Tudo está a mudar, com pressa inédita. A globalização tem efeitos ruinosos em partes das economias europeias; ao mesmo tempo que levanta milhões do chão da pobreza noutros continentes. Segundo medições que se fazem agora – toscas, mas é o que há – encontra-se muito mais gente no mundo convencida de ser mais feliz hoje do que era há cinco anos do que do contrário (esta última, sobretudo na Europa). A automatização – incluindo robots cada vez mais parecidos connosco e progresso em inteligência artificial – abre outras brechas nas maneiras de investir e trabalhar de há um século para cá. Nova divisão de tarefas entre sexos e idades afecta toda a gente, em diferentes graus mas no mesmo sentido. A digitalização está a virar de pernas para o ar produção e comércio. O conselheiro principal de tecnologia da Casa Branca, mulher vinda do MIT e de Google, indigna-se quando ouve adultos altamente instruídos dizerem diante de crianças que são nulos em ciência e em matemática: “Isso tem de mudar. Nunca tal diríamos sobre ler e escrever”. Que as ciências estavam a ganhar terreno às humanidades no olear das máquinas de poder do mundo já se sabia antes de Silicone Valley. “Ó tia, o que são engenheiros?” perguntou a miúda. “São doutores, filha”, respondeu a varina. Ouvidas na Madragoa, há 50 anos.

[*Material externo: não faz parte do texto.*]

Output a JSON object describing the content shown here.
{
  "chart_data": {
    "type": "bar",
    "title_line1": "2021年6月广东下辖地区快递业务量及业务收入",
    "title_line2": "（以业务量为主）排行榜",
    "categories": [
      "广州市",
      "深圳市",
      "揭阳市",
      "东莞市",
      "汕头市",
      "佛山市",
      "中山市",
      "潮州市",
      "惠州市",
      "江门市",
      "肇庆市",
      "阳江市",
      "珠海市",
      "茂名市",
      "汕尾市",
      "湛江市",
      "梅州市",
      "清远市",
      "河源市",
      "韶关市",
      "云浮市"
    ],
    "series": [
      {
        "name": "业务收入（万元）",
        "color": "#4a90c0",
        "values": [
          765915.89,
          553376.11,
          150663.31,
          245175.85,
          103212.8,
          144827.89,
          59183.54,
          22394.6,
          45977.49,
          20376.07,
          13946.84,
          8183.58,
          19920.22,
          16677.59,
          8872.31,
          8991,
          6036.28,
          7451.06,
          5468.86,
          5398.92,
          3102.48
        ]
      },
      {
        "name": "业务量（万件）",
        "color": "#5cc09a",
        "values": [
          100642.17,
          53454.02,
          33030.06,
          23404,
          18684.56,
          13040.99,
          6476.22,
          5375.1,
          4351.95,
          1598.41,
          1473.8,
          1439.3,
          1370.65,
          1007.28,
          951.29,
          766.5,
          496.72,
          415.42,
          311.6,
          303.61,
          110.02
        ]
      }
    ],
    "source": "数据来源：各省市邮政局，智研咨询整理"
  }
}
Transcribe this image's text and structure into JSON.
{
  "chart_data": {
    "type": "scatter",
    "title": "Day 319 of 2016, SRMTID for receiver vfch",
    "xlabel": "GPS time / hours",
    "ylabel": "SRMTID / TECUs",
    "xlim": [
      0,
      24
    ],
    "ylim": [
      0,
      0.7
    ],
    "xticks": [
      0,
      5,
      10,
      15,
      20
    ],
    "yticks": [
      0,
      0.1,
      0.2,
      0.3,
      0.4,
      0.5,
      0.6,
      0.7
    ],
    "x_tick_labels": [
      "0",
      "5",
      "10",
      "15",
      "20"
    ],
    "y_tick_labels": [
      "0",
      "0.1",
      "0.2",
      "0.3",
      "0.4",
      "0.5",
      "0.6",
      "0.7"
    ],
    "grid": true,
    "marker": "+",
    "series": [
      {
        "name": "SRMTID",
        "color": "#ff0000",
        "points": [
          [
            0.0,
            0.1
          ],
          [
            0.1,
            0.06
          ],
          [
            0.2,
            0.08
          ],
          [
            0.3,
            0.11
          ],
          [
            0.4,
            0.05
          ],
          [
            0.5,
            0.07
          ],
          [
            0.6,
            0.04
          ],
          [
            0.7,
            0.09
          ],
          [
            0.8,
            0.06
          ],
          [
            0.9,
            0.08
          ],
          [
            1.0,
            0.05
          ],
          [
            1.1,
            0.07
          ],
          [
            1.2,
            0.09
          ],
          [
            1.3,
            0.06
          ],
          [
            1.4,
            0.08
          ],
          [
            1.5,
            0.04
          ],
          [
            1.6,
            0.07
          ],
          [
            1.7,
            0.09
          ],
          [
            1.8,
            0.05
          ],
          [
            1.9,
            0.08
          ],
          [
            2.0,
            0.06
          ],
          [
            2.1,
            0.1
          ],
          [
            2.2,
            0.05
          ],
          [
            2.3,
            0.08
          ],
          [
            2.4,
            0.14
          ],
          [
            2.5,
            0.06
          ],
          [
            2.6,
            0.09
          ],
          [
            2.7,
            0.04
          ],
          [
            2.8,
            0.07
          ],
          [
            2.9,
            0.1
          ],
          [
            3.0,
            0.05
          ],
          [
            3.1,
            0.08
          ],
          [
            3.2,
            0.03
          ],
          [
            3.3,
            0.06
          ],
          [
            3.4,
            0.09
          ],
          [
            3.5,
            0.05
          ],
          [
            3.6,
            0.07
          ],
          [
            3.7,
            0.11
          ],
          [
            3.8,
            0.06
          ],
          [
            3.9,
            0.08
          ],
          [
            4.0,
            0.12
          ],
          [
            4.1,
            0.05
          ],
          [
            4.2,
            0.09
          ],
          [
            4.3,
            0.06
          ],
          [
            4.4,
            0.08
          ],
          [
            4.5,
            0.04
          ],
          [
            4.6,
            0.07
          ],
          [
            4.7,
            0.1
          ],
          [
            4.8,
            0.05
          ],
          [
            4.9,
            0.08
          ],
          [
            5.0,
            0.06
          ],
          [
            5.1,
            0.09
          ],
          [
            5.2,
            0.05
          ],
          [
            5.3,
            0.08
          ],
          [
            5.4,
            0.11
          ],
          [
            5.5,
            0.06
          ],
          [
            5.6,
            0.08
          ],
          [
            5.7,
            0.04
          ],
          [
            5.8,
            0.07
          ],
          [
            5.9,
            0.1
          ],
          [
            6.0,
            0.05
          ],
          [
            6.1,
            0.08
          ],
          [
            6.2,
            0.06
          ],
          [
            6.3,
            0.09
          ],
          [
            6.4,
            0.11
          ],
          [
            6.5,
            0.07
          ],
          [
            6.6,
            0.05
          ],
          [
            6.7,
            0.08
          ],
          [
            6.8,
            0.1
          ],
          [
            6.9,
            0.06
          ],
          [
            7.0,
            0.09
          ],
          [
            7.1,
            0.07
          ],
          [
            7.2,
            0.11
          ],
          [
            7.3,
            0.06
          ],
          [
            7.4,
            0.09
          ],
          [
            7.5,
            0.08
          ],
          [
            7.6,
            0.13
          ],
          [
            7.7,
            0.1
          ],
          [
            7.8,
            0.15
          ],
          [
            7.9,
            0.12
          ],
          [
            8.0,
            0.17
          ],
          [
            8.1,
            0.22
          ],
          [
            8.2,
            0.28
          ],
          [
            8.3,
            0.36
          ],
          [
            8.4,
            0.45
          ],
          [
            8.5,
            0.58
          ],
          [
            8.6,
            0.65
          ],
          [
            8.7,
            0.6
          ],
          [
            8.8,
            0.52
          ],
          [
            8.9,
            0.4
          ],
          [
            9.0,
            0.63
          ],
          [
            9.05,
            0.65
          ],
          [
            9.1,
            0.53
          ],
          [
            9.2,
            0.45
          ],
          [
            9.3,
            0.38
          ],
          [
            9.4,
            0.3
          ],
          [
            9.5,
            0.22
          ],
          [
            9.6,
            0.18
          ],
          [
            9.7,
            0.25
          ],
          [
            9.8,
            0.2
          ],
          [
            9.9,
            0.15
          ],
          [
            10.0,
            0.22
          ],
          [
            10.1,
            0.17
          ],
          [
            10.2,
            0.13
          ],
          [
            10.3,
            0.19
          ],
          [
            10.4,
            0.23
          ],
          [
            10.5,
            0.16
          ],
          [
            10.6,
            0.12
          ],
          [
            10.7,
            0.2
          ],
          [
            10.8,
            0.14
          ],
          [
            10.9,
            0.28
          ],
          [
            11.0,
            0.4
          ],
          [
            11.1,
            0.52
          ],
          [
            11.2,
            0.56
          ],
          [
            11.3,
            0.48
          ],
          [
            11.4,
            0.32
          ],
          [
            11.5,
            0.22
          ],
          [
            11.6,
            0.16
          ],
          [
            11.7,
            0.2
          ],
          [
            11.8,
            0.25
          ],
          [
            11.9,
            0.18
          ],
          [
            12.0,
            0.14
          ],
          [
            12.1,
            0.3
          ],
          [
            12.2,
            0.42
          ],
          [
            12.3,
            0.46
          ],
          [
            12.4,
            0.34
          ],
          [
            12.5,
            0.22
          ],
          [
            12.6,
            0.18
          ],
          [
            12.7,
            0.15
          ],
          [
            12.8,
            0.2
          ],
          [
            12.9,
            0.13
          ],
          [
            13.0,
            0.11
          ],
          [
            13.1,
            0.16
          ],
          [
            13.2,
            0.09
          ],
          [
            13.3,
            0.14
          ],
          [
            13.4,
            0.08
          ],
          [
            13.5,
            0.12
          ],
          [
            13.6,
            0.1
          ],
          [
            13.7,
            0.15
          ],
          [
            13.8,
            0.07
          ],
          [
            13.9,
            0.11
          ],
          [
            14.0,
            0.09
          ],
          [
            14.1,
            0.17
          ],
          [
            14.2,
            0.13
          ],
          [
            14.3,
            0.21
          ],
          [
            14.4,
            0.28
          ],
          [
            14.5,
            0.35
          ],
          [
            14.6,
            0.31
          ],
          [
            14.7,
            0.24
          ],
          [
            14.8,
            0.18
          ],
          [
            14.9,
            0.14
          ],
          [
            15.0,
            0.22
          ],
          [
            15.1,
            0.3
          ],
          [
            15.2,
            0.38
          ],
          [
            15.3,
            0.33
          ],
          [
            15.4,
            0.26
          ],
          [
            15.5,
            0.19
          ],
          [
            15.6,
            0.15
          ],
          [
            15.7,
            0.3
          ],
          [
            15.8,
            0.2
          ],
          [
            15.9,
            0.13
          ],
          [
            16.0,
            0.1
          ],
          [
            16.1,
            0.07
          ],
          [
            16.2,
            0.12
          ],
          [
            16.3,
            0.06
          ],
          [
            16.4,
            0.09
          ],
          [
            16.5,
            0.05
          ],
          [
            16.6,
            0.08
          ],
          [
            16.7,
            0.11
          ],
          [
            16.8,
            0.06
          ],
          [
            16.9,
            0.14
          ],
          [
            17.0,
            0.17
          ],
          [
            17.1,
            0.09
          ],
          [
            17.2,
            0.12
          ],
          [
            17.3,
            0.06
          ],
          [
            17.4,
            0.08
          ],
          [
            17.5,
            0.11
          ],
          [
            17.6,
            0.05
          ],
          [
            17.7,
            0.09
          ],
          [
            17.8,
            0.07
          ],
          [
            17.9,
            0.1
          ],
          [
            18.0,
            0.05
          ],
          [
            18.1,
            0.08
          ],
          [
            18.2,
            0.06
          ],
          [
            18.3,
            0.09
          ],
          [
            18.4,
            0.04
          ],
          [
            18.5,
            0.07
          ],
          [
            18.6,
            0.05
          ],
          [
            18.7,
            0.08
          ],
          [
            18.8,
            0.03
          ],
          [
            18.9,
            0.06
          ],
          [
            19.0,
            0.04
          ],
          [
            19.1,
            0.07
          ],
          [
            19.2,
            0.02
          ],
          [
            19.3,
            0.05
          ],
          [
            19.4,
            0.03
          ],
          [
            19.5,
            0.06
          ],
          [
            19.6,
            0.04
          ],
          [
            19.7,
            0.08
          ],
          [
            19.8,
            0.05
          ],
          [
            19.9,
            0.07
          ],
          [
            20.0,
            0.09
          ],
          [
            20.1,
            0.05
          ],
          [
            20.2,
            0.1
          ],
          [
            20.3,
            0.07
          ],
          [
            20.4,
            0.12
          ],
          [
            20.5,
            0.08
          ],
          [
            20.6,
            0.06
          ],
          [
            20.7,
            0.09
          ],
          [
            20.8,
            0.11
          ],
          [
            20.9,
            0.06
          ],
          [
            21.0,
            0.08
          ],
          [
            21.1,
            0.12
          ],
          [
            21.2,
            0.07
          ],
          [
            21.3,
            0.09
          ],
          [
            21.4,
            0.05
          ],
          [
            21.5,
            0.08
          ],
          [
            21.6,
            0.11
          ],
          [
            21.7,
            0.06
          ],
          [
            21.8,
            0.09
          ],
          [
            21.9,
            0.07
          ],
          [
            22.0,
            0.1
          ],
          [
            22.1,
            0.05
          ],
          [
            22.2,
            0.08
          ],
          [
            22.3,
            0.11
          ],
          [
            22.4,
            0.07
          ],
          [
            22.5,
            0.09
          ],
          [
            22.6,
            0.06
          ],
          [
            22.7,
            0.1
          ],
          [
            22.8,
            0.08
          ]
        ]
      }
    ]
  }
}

Meio milénio a mandar no mundo, com Vasco da Gama e Gutenberg entre as figuras de proa, criaram hábitos de mó de cima custosos de perder mas sofrer faz parte da vida – e há muito pior.
Acabo onde comecei, lembrando Vieira de Almeida. Numa visita ao santuário de Lourdes, diante de multidão de inválidos e milhares de ex-votos deixados por peregrinos, ocorrera-lhe de repente que tudo aquilo era apenas uma pequena gota no mar imenso da dor humana.